My wife took the opposite approach. She talked, she therapied, she grouped. She went to meetings, she had sponsors. She sought help wherever and whenever it was offered. And I resented it. I resented that she would air her (our?!) problems to complete strangers, that she could care so little about this need of mine for privacy, that she’d found help elsewhere when it couldn’t be found in me. Mostly, though, I resented the fact that she was willing and able when I was ill-equipped and obstinate.
As a result, I think it took me far longer to dig my way back out. I’m still digging, even now, years later. I’d like to be able to say that I’d do it differently given another (please dear god, no) opportunity, but I’m not sure that I really would. Maybe that’s my continued stubbornness more than anything else, but I wonder how much of the bottomless darkness was necessary in order for me to be able to see light again.
“If you’re in pitch blackness,
all you can do is sit tight
until your eyes get used to the dark.”
When I first decided to start this blog, I knew that I would write about my wife being an addict. My first post on the subject — Lottery. — was full of thoughts that had been ruminating in my head for some time, thoughts that somehow now needed to take shape as actual words. I thought I would post it, freak out, and then it would end there and I’d move on. It would be cathartic and a wonderful experiment in unflinching revelation, sure, but then I would return to a strict diet of politics and snark, my normal wheelhouse of blather.
Then something unexpected happened. While the act of revealing a portion of my soul was affirming, it was in the response and conversation that would follow where I began to find some measure of healing. I guess, after all these years, I’ve started to learn the value of community. And so I thank you for that, for this grand and unexpected lesson taught by each of you who have taken the time to respond.
You’ve made a difference.
3 thoughts on “Darkness.”
I’m intrigued by the idea of isolation as punishment for your wrongdoing. Were you aware so early of your role in her addiction? I’m not sure that’s how I mean the question. Was your solitude an intentional self-imposed prison at the time or is that an understanding in hindsight?

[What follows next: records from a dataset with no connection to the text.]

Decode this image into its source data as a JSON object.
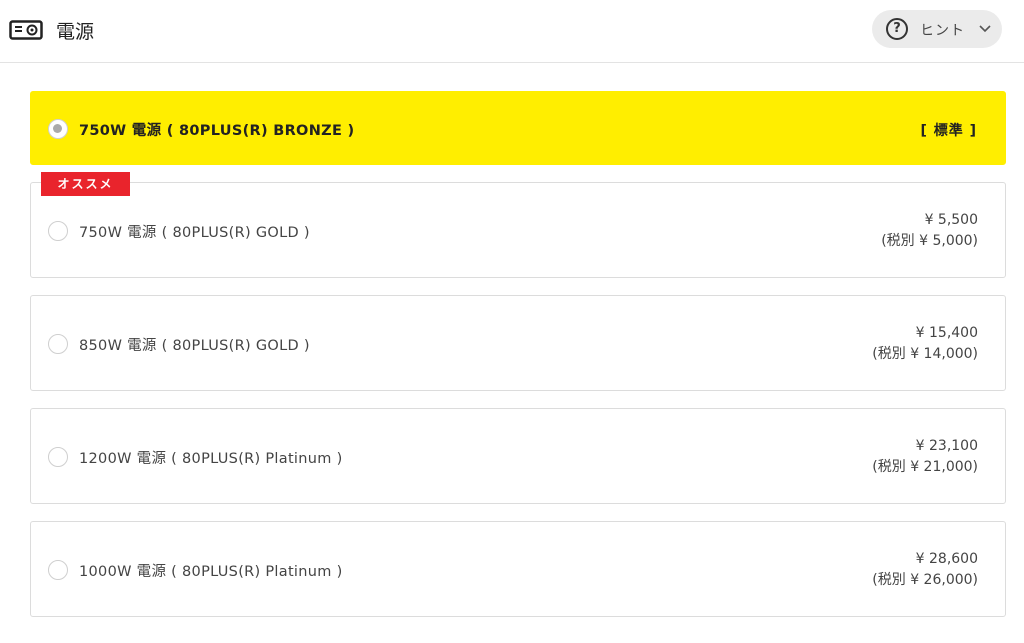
{
  "header": {
    "title": "電源",
    "hint_label": "ヒント"
  },
  "options": [
    {
      "label": "750W 電源 ( 80PLUS(R) BRONZE )",
      "standard": "[ 標準 ]",
      "selected": true
    },
    {
      "label": "750W 電源 ( 80PLUS(R) GOLD )",
      "badge": "オススメ",
      "price": "¥ 5,500",
      "price_excl": "(税別 ¥ 5,000)",
      "selected": false
    },
    {
      "label": "850W 電源 ( 80PLUS(R) GOLD )",
      "price": "¥ 15,400",
      "price_excl": "(税別 ¥ 14,000)",
      "selected": false
    },
    {
      "label": "1200W 電源 ( 80PLUS(R) Platinum )",
      "price": "¥ 23,100",
      "price_excl": "(税別 ¥ 21,000)",
      "selected": false
    },
    {
      "label": "1000W 電源 ( 80PLUS(R) Platinum )",
      "price": "¥ 28,600",
      "price_excl": "(税別 ¥ 26,000)",
      "selected": false
    }
  ],
  "colors": {
    "selected_bg": "#ffee00",
    "badge_bg": "#e9242c"
  },
  "icons": {
    "header": "power-supply-icon",
    "hint": "question-circle-icon",
    "chevron": "chevron-down-icon"
  }
}
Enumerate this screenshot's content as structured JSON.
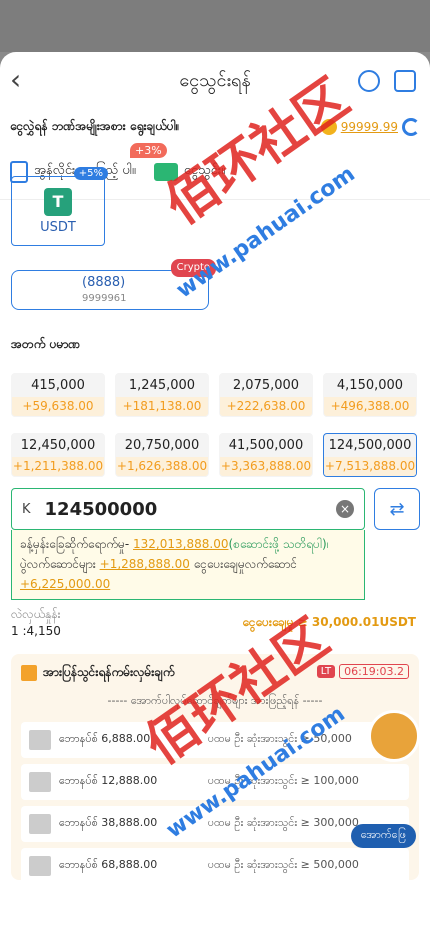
{
  "header": {
    "title": "ငွေသွင်းရန်"
  },
  "top": {
    "label": "ငွေလွှဲရန် ဘဏ်အမျိုးအစား ရွေးချယ်ပါ။",
    "balance": "99999.99"
  },
  "methods": [
    {
      "label": "အွန်လိုင်းအားဖြည့် ပါ။",
      "badge": "+3%"
    },
    {
      "label": "ငွေသွင်း။",
      "badge": ""
    }
  ],
  "usdt": {
    "label": "USDT",
    "badge": "+5%",
    "logo": "T"
  },
  "crypto": {
    "line1": "(8888)",
    "line2": "9999961",
    "tag": "Crypto"
  },
  "section_label": "အတက် ပမာဏ",
  "amounts": [
    {
      "value": "415,000",
      "bonus": "+59,638.00"
    },
    {
      "value": "1,245,000",
      "bonus": "+181,138.00"
    },
    {
      "value": "2,075,000",
      "bonus": "+222,638.00"
    },
    {
      "value": "4,150,000",
      "bonus": "+496,388.00"
    },
    {
      "value": "12,450,000",
      "bonus": "+1,211,388.00"
    },
    {
      "value": "20,750,000",
      "bonus": "+1,626,388.00"
    },
    {
      "value": "41,500,000",
      "bonus": "+3,363,888.00"
    },
    {
      "value": "124,500,000",
      "bonus": "+7,513,888.00"
    }
  ],
  "input": {
    "currency": "K",
    "value": "124500000"
  },
  "info": {
    "line1_prefix": "ခန့်မှန်းခြေဆိုက်ရောက်မှု-",
    "line1_value": "132,013,888.00",
    "line1_suffix": "(စဆောင်းဖို့ သတိရပါ)၊",
    "line2_prefix": "ပွဲလက်ဆောင်များ",
    "line2_value": "+1,288,888.00",
    "line2_suffix": "ငွေပေးချေမှုလက်ဆောင်",
    "line3_value": "+6,225,000.00"
  },
  "rate": {
    "label": "လဲလှယ်နှုန်း",
    "value": "1 :4,150"
  },
  "minimum": "ငွေပေးချေမှု ≥ 30,000.01USDT",
  "promo": {
    "title": "အားပြန်သွင်းရန်ကမ်းလှမ်းချက်",
    "lt": "LT",
    "timer": "06:19:03.2",
    "desc": "----- အောက်ပါလုပ်ဆောင်ချက်များ အားဖြည့်ရန် -----",
    "items": [
      {
        "name": "ဘောနပ်စ် 6,888.00",
        "cond": "ပထမ ဦး ဆုံးအားသွင်း ≥ 50,000"
      },
      {
        "name": "ဘောနပ်စ် 12,888.00",
        "cond": "ပထမ ဦး ဆုံးအားသွင်း ≥ 100,000"
      },
      {
        "name": "ဘောနပ်စ် 38,888.00",
        "cond": "ပထမ ဦး ဆုံးအားသွင်း ≥ 300,000"
      },
      {
        "name": "ဘောနပ်စ် 68,888.00",
        "cond": "ပထမ ဦး ဆုံးအားသွင်း ≥ 500,000"
      }
    ]
  },
  "float_button": "အောက်ဖြေ",
  "watermark": {
    "text": "佰环社区",
    "site": "www.pahuai.com"
  }
}
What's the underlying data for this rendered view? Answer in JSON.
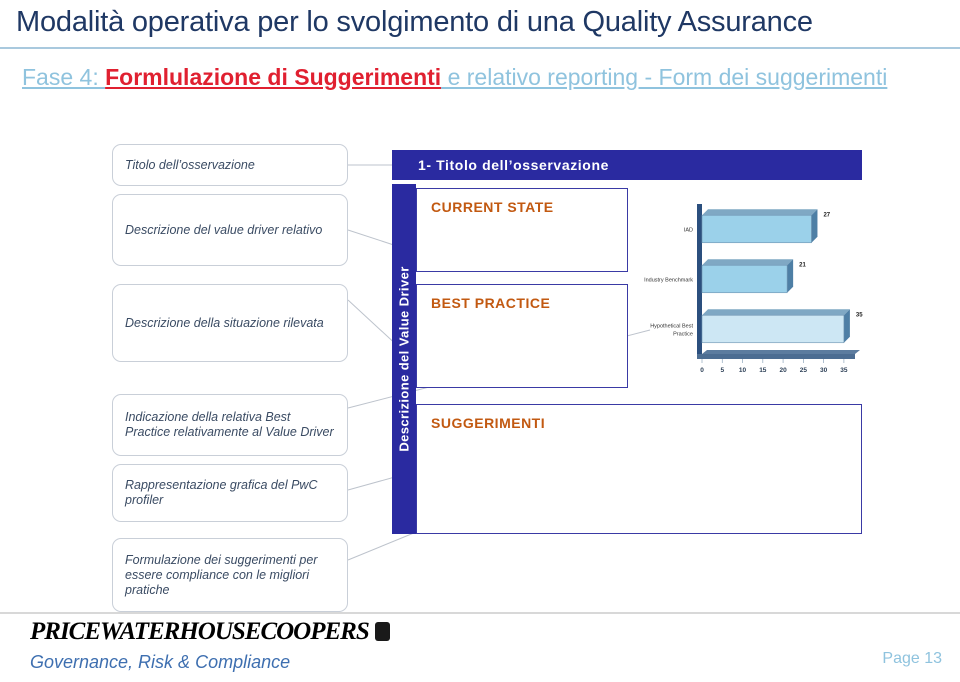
{
  "slide": {
    "title": "Modalità operativa per lo svolgimento di una Quality Assurance",
    "subtitle": {
      "prefix": "Fase 4: ",
      "highlight": "Formlulazione di Suggerimenti",
      "rest": " e relativo reporting - Form dei suggerimenti"
    }
  },
  "annotations": [
    {
      "text": "Titolo dell’osservazione"
    },
    {
      "text": "Descrizione del value driver relativo"
    },
    {
      "text": "Descrizione della situazione rilevata"
    },
    {
      "text": "Indicazione della relativa Best Practice relativamente al Value Driver"
    },
    {
      "text": "Rappresentazione grafica del PwC profiler"
    },
    {
      "text": "Formulazione dei suggerimenti per essere compliance con le migliori pratiche"
    }
  ],
  "form": {
    "header": "1- Titolo dell’osservazione",
    "vertical_band_label": "Descrizione del Value Driver",
    "panels": [
      {
        "title": "CURRENT STATE"
      },
      {
        "title": "BEST PRACTICE"
      },
      {
        "title": "SUGGERIMENTI"
      }
    ]
  },
  "chart_data": {
    "type": "bar",
    "orientation": "horizontal",
    "title": "",
    "categories": [
      "IAD",
      "Industry Benchmark",
      "Hypothetical Best Practice"
    ],
    "values": [
      27,
      21,
      35
    ],
    "data_labels": [
      "27",
      "21",
      "35"
    ],
    "xlabel": "",
    "ylabel": "",
    "xlim": [
      0,
      37
    ],
    "xticks": [
      0,
      5,
      10,
      15,
      20,
      25,
      30,
      35
    ],
    "xtick_labels": [
      "0",
      "5",
      "10",
      "15",
      "20",
      "25",
      "30",
      "35"
    ],
    "grid": false,
    "legend": false,
    "bar_colors": [
      "#9BD1EA",
      "#9BD1EA",
      "#CDE7F4"
    ],
    "axis_color": "#2B4F7E"
  },
  "footer": {
    "logo_text": "PRICEWATERHOUSECOOPERS",
    "tagline": "Governance, Risk & Compliance",
    "page": "Page 13"
  },
  "colors": {
    "title": "#1F3864",
    "accent_blue": "#2A2AA0",
    "panel_title": "#C25911",
    "light_blue": "#8FC3DE",
    "highlight_red": "#E02030"
  }
}
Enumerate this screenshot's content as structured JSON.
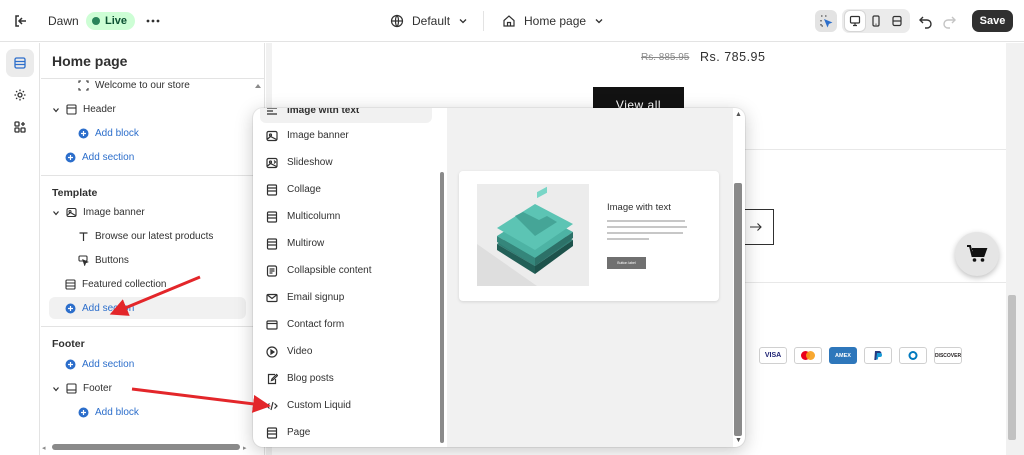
{
  "topbar": {
    "theme_name": "Dawn",
    "status": "Live",
    "theme_select": "Default",
    "page_select": "Home page",
    "save_label": "Save"
  },
  "sidebar": {
    "title": "Home page",
    "items": [
      {
        "label": "Welcome to our store"
      },
      {
        "label": "Header"
      },
      {
        "label": "Add block"
      },
      {
        "label": "Add section"
      }
    ],
    "template": {
      "heading": "Template",
      "items": [
        {
          "label": "Image banner"
        },
        {
          "label": "Browse our latest products"
        },
        {
          "label": "Buttons"
        },
        {
          "label": "Featured collection"
        },
        {
          "label": "Add section"
        }
      ]
    },
    "footer": {
      "heading": "Footer",
      "items": [
        {
          "label": "Add section"
        },
        {
          "label": "Footer"
        },
        {
          "label": "Add block"
        }
      ]
    }
  },
  "preview": {
    "price_old": "Rs. 885.95",
    "price_new": "Rs. 785.95",
    "view_all": "View all",
    "payment_icons": [
      "VISA",
      "mastercard",
      "amex",
      "paypal",
      "diners",
      "DISCOVER"
    ]
  },
  "picker": {
    "items": [
      {
        "label": "Image with text",
        "icon": "image-text-icon"
      },
      {
        "label": "Image banner",
        "icon": "image-banner-icon"
      },
      {
        "label": "Slideshow",
        "icon": "slideshow-icon"
      },
      {
        "label": "Collage",
        "icon": "collage-icon"
      },
      {
        "label": "Multicolumn",
        "icon": "multicolumn-icon"
      },
      {
        "label": "Multirow",
        "icon": "multirow-icon"
      },
      {
        "label": "Collapsible content",
        "icon": "collapsible-icon"
      },
      {
        "label": "Email signup",
        "icon": "email-icon"
      },
      {
        "label": "Contact form",
        "icon": "contact-form-icon"
      },
      {
        "label": "Video",
        "icon": "video-icon"
      },
      {
        "label": "Blog posts",
        "icon": "blog-icon"
      },
      {
        "label": "Custom Liquid",
        "icon": "code-icon"
      },
      {
        "label": "Page",
        "icon": "page-icon"
      }
    ],
    "preview_title": "Image with text",
    "preview_button": "Button label"
  },
  "colors": {
    "accent_blue": "#2c6ecb",
    "live_bg": "#cdfed5",
    "annotation_red": "#e3262a"
  }
}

It’s the whole issue of denial and “enabling,” much as I hate that word. And no, I wasn’t aware that either was contributing to her addiction. At the time — and I am sure this is what most deniers/enablers tell themselves — I thought I was helping, being supportive, protecting her, and minimizing the problem. I even would have told you that I was honoring the “for better or worse” thing. God, commitment, vows… it was all wrapped up in it somehow.
When I finally began to be honest about her problem, and then, later honest about my role in it, the guilt associated made me feel like the incredible aloneness I was experiencing was somehow an earned consequence (punishment). Guilt and shame can do that.
Wow. You tell your story so beautifully. You have so much depth and wisdom into yourself and that’s an amazing gift$ I love you and I’m so grateful you stayed around the darkness so we could emerge together into the light. Love u!